この話は父と娘、父と愛馬、そしてアクション。日本版ポスターに「アクションのち、涙」とあるがまさにだ。しかし、事をそう単純にしたくもないのが本作。というのもこの作品はジャッキーだからこそ光っている作品だからだ。
2025年8月9日にスイスで開催されたロカルノ国際映画祭でキャリア・レオパード賞を受賞したジャッキーはこう述べた。
「アクションもできる俳優として評価されたかった。今になってやっとジャッキーはいい俳優だと言われるようになった」
本作はその俳優の面を色濃く出している。情動が揺れ動くシーンが多い中、「父」としての顔「スタントマン」としての顔「師」としての顔、様々な関係性の中の顔を魅せるジャッキーの芝居は観ていて惹かれる。

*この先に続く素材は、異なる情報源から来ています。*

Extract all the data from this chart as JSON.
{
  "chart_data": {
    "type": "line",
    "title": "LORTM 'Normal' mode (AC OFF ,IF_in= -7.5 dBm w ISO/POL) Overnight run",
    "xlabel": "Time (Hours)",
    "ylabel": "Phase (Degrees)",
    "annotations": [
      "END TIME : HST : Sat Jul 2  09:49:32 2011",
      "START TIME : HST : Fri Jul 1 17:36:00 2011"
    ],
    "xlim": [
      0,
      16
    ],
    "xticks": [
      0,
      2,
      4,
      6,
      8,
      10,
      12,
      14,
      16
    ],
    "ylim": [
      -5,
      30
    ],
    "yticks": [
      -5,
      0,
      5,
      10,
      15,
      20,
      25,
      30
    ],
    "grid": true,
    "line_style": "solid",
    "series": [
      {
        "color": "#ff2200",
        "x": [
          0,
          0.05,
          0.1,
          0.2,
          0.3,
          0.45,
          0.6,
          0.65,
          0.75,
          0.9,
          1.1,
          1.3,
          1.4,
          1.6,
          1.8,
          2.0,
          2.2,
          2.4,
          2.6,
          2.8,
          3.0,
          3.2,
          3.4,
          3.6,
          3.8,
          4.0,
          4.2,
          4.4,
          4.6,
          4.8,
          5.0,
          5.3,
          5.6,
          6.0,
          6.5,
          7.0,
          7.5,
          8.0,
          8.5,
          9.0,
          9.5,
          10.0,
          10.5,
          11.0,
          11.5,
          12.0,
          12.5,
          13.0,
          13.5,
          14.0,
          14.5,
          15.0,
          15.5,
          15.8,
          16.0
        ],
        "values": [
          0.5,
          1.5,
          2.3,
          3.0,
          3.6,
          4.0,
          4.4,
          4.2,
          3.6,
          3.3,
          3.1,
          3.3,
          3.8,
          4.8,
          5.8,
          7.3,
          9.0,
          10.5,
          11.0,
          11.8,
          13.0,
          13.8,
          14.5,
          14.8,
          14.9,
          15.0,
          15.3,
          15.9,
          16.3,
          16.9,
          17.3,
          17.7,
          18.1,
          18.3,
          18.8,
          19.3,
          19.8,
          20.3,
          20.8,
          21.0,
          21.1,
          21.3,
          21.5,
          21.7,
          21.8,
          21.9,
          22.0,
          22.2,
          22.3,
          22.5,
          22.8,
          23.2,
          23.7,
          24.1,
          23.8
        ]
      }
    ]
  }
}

(C)2023 BEIJING ALIBABA PICTURES CULTURE CO.,LTD. BEIJING HAIRUN Pictures CO.,LTD.
特に個人的に印象的なのは小さなテレビで実際にジャッキーが若い頃、行ってきたスタントのビハインド映像をルオとシャオバオが観る場面。あのシーンは全く虚構さ(フィクション)を感じなかった。本物の映像を使っている、またジャッキーが体験してきたことということもあるが積み上げてきたものがジャッキーをジャッキーにさせているという事実がまざまざと象徴されているシーンでもあり、この作品は本当にジャッキーしか出来なかったなと感じるシーンでもあった。
また、中国・香港映画は比較的テンポが早い。邦画は比較的心理描写を丁寧に描くことが多いが中国・香港映画はその過程を時に飛ばすことがある。それはアクションのためにテンポ感を落とさないということもあり一概にどちらにも良し悪しをつけることは出来ない。ただ、本作では涙を流すシーンが多く、感情の助走がないように感じる場面もあるだろう。だがそんな中でも、ジャッキーのスタントマンとしてのプライドと家族への愛情を表現する芝居は芯に迫るものがあるのだ。自身に近いからということもあるかもしれないが、老獪な役者としてのジャッキーがよく観える一見する価値がある面白い作品だ。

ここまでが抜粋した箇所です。